Nonetheless, a straightforward desire to stamp out anti-competitive behaviour cannot entirely explain SAIC’s current fervour. It is right to concede, for instance, that China has long been concerned by the security implications of using US-made technology products – witness the government’s reluctance to procure PCs loaded with Windows 8 – and Edward Snowden’s claims about American IT companies’ complicity in far-reaching spying programme have undoubtedly heightened such fears.
But maybe the most realistic scenario of all can be found in the middle ground that stretches between the all-out apologists and the full-blown conspiracy theorists. It is that the principal aim of China’s push against Western monopolies is to protect and promote the cause of Chinese innovation.
By way of illustration, take TD-SCDMA, China’s so-called “indigenous standard” for third-generation (3G) mobile telecommunications. Having relied exclusively on Western technology in the 2G era, China was keen for its own version to compete directly with rival 3G standards developed in the West. The government offered financial support for TD-SCDMA developer Datang Telecom, set up a dedicated alliance of domestic and foreign vendors and granted a TD-SCDMA 3G licence to China Mobile.
Unfortunately, Datang owns only a small share of the technology patents used in TD-SCDMA, which remains primitive in comparison with its competitors. As a result, many Chinese consumers now find themselves saddled with an inferior technology that lags at least three to five years behind its Western rivals; and China Mobile, the largest mobile provider in China and the world, has seen its market share and value decline accordingly. Clearly, China’s efforts to come up with indigenous innovation are being hampered.

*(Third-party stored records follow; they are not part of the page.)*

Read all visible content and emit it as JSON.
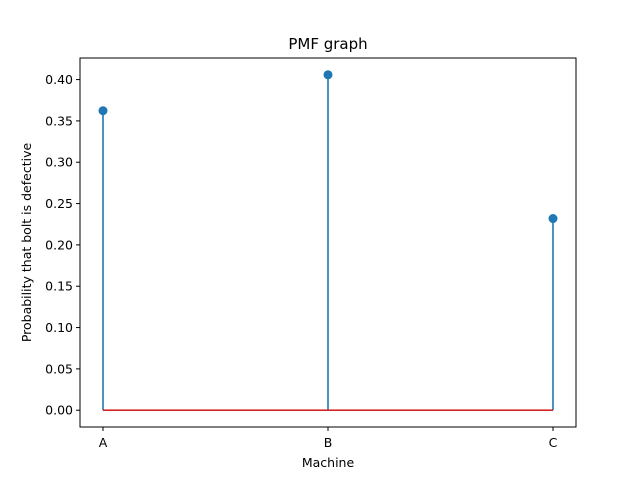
{
  "chart_data": {
    "type": "stem",
    "title": "PMF graph",
    "xlabel": "Machine",
    "ylabel": "Probability that bolt is defective",
    "categories": [
      "A",
      "B",
      "C"
    ],
    "values": [
      0.3623,
      0.4058,
      0.2319
    ],
    "ylim": [
      -0.0203,
      0.4261
    ],
    "yticks": [
      "0.00",
      "0.05",
      "0.10",
      "0.15",
      "0.20",
      "0.25",
      "0.30",
      "0.35",
      "0.40"
    ],
    "grid": false,
    "colors": {
      "stem": "#1f77b4",
      "marker": "#1f77b4",
      "baseline": "#d62728"
    }
  }
}
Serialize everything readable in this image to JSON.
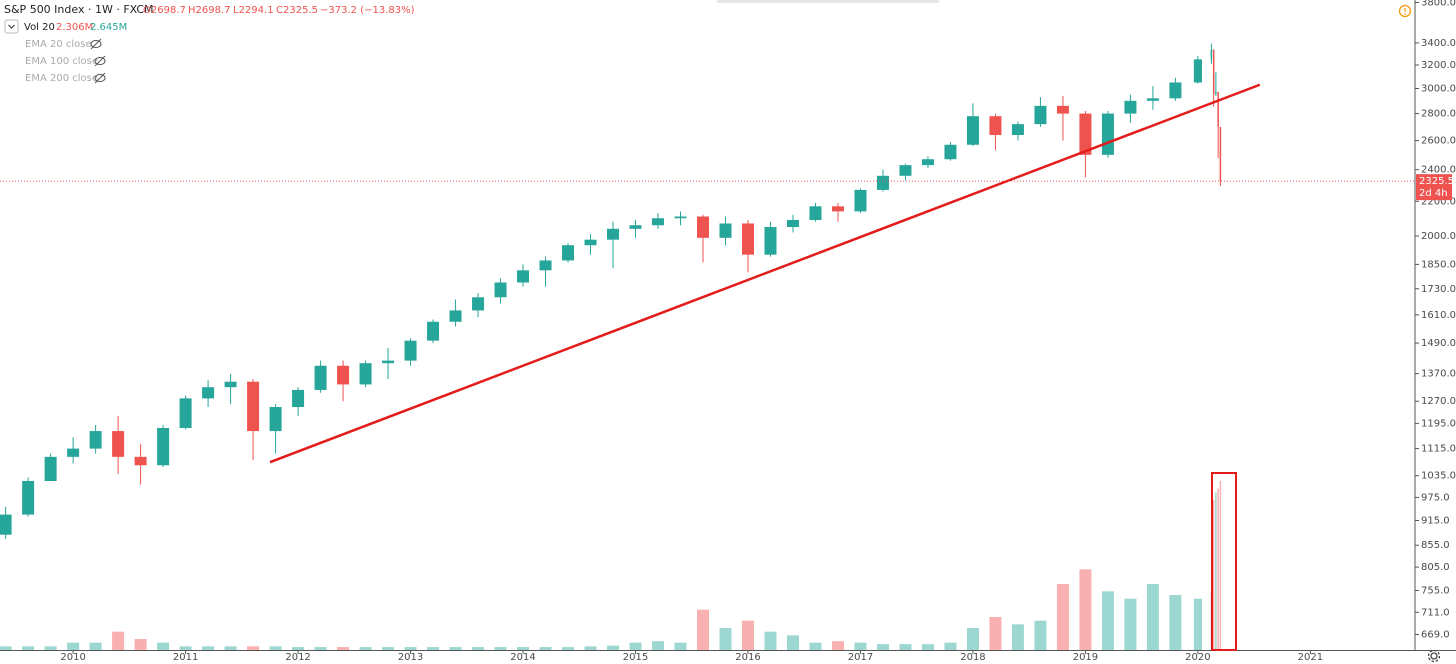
{
  "chart_data": {
    "type": "candlestick",
    "header": {
      "symbol": "S&P 500 Index · 1W · FXCM",
      "open": "O2698.7",
      "high": "H2698.7",
      "low": "L2294.1",
      "close": "C2325.5",
      "change": "−373.2 (−13.83%)"
    },
    "volume_legend": {
      "name": "Vol 20",
      "value": "2.306M",
      "average": "2.645M"
    },
    "indicators": [
      "EMA 20 close",
      "EMA 100 close",
      "EMA 200 close"
    ],
    "countdown": "2d 4h",
    "x": [
      2009.4,
      2009.6,
      2009.8,
      2010.0,
      2010.2,
      2010.4,
      2010.6,
      2010.8,
      2011.0,
      2011.2,
      2011.4,
      2011.6,
      2011.8,
      2012.0,
      2012.2,
      2012.4,
      2012.6,
      2012.8,
      2013.0,
      2013.2,
      2013.4,
      2013.6,
      2013.8,
      2014.0,
      2014.2,
      2014.4,
      2014.6,
      2014.8,
      2015.0,
      2015.2,
      2015.4,
      2015.6,
      2015.8,
      2016.0,
      2016.2,
      2016.4,
      2016.6,
      2016.8,
      2017.0,
      2017.2,
      2017.4,
      2017.6,
      2017.8,
      2018.0,
      2018.2,
      2018.4,
      2018.6,
      2018.8,
      2019.0,
      2019.2,
      2019.4,
      2019.6,
      2019.8,
      2020.0,
      2020.12,
      2020.14,
      2020.16,
      2020.18,
      2020.2
    ],
    "open": [
      880,
      930,
      1020,
      1090,
      1115,
      1170,
      1090,
      1065,
      1180,
      1280,
      1320,
      1340,
      1170,
      1250,
      1310,
      1400,
      1330,
      1410,
      1420,
      1500,
      1580,
      1630,
      1690,
      1760,
      1820,
      1870,
      1950,
      1980,
      2040,
      2060,
      2100,
      2110,
      1990,
      2070,
      1900,
      2050,
      2090,
      2170,
      2140,
      2270,
      2360,
      2430,
      2470,
      2570,
      2780,
      2640,
      2720,
      2860,
      2800,
      2500,
      2800,
      2900,
      2920,
      3050,
      3250,
      3337,
      2954,
      2972,
      2698.7
    ],
    "high": [
      950,
      1030,
      1100,
      1150,
      1190,
      1220,
      1130,
      1190,
      1290,
      1345,
      1370,
      1350,
      1260,
      1320,
      1420,
      1420,
      1420,
      1470,
      1510,
      1590,
      1680,
      1710,
      1780,
      1850,
      1890,
      1960,
      2010,
      2080,
      2090,
      2130,
      2140,
      2120,
      2110,
      2090,
      2080,
      2120,
      2190,
      2190,
      2280,
      2400,
      2440,
      2490,
      2590,
      2880,
      2800,
      2740,
      2930,
      2940,
      2820,
      2820,
      2950,
      3020,
      3090,
      3280,
      3393,
      3340,
      3136,
      2972,
      2698.7
    ],
    "low": [
      870,
      925,
      1020,
      1070,
      1100,
      1040,
      1010,
      1060,
      1175,
      1250,
      1260,
      1080,
      1100,
      1220,
      1300,
      1270,
      1320,
      1350,
      1400,
      1490,
      1560,
      1600,
      1660,
      1740,
      1740,
      1860,
      1900,
      1830,
      1990,
      2040,
      2060,
      1860,
      1950,
      1810,
      1890,
      2020,
      2080,
      2080,
      2130,
      2260,
      2330,
      2410,
      2460,
      2560,
      2530,
      2600,
      2700,
      2600,
      2350,
      2480,
      2730,
      2830,
      2900,
      3040,
      3210,
      2855,
      2940,
      2478,
      2294.1
    ],
    "close": [
      930,
      1020,
      1090,
      1115,
      1170,
      1090,
      1065,
      1180,
      1280,
      1320,
      1340,
      1170,
      1250,
      1310,
      1400,
      1330,
      1410,
      1420,
      1500,
      1580,
      1630,
      1690,
      1760,
      1820,
      1870,
      1950,
      1980,
      2040,
      2060,
      2100,
      2110,
      1990,
      2070,
      1900,
      2050,
      2090,
      2170,
      2140,
      2270,
      2360,
      2430,
      2470,
      2570,
      2780,
      2640,
      2720,
      2860,
      2800,
      2500,
      2800,
      2900,
      2920,
      3050,
      3250,
      3337,
      2954,
      2972,
      2698.7,
      2325.5
    ],
    "volume": [
      0.05,
      0.05,
      0.05,
      0.1,
      0.1,
      0.25,
      0.15,
      0.1,
      0.05,
      0.05,
      0.05,
      0.05,
      0.05,
      0.04,
      0.04,
      0.04,
      0.04,
      0.04,
      0.04,
      0.04,
      0.04,
      0.04,
      0.04,
      0.04,
      0.04,
      0.04,
      0.05,
      0.06,
      0.1,
      0.12,
      0.1,
      0.55,
      0.3,
      0.4,
      0.25,
      0.2,
      0.1,
      0.12,
      0.1,
      0.08,
      0.08,
      0.08,
      0.1,
      0.3,
      0.45,
      0.35,
      0.4,
      0.9,
      1.1,
      0.8,
      0.7,
      0.9,
      0.75,
      0.7,
      0.8,
      2.05,
      2.15,
      2.2,
      2.306
    ],
    "up_color": "#26a69a",
    "down_color": "#ef5350",
    "xlim": [
      2009.35,
      2021.93
    ],
    "xticks": [
      2010,
      2011,
      2012,
      2013,
      2014,
      2015,
      2016,
      2017,
      2018,
      2019,
      2020,
      2021
    ],
    "ylim": [
      641,
      3826
    ],
    "log_scale": true,
    "yticks": [
      {
        "value": 669,
        "label": "669.0"
      },
      {
        "value": 711,
        "label": "711.0"
      },
      {
        "value": 755,
        "label": "755.0"
      },
      {
        "value": 805,
        "label": "805.0"
      },
      {
        "value": 855,
        "label": "855.0"
      },
      {
        "value": 915,
        "label": "915.0"
      },
      {
        "value": 975,
        "label": "975.0"
      },
      {
        "value": 1035,
        "label": "1035.0"
      },
      {
        "value": 1115,
        "label": "1115.0"
      },
      {
        "value": 1195,
        "label": "1195.0"
      },
      {
        "value": 1270,
        "label": "1270.0"
      },
      {
        "value": 1370,
        "label": "1370.0"
      },
      {
        "value": 1490,
        "label": "1490.0"
      },
      {
        "value": 1610,
        "label": "1610.0"
      },
      {
        "value": 1730,
        "label": "1730.0"
      },
      {
        "value": 1850,
        "label": "1850.0"
      },
      {
        "value": 2000,
        "label": "2000.0"
      },
      {
        "value": 2200,
        "label": "2200.0"
      },
      {
        "value": 2400,
        "label": "2400.0"
      },
      {
        "value": 2600,
        "label": "2600.0"
      },
      {
        "value": 2800,
        "label": "2800.0"
      },
      {
        "value": 3000,
        "label": "3000.0"
      },
      {
        "value": 3200,
        "label": "3200.0"
      },
      {
        "value": 3400,
        "label": "3400.0"
      },
      {
        "value": 3800,
        "label": "3800.0"
      }
    ],
    "y2lim": [
      0,
      3
    ],
    "trendline": {
      "x": [
        2011.75,
        2020.55
      ],
      "y": [
        1074,
        3031
      ],
      "color": "#e31b1b"
    }
  }
}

The advent of 4G promises little better. For China Mobile a smooth evolution requires huge extra investment in hardware and software: predictably hamstrung, its 4G service is still at a disadvantage even to some rivals’ 3G offering. This is the social welfare loss that China pays for its sticking to its indigenous but inferior technology.
Bad old days
Situations such as these have uncomfortable echoes of a China many thought was long gone. During the years of isolation that preceded economic reform, Chinese consumers were wearily accustomed to second-class products and services. Any arbitrary rejection of cutting-edge technology from elsewhere in the world may well deliver a short-term boost to domestic firms, but it also risks a return to the bad old days.
The ban on accessing the likes of Google search, Gmail, Google Scholar, Facebook and Twitter represents the apogee of this trend to date. Complaints have been prolonged, loud and clear – particularly from scientists, many of whom have been cut off from the international frontiers of research – yet the situation persists.
It may only be a matter of time before China surpasses the US as the largest economy on Earth, and yet it is vital to remember that power is measured in much more than GDP. Technology also counts, and the fact is that China’s own capacity for innovation is still in its infancy, whatever the 15-year plans may say.
Now it increasingly appears China is determined to catch up with the West while simultaneously discriminating against the very same technological excellence it hopes one day to emulate. Such an approach is likely to demand both considerable patience and enormous cost. The de-Westernisation implicit in the anti-monopoly drive suggests policymakers are willing to pay the price, but denying consumers the best the market has to offer in the meantime must ultimately be deemed an act of wilful deprivation. It is fundamentally at odds with China’s declared ambition to become an innovation-orientated nation fit for the information age.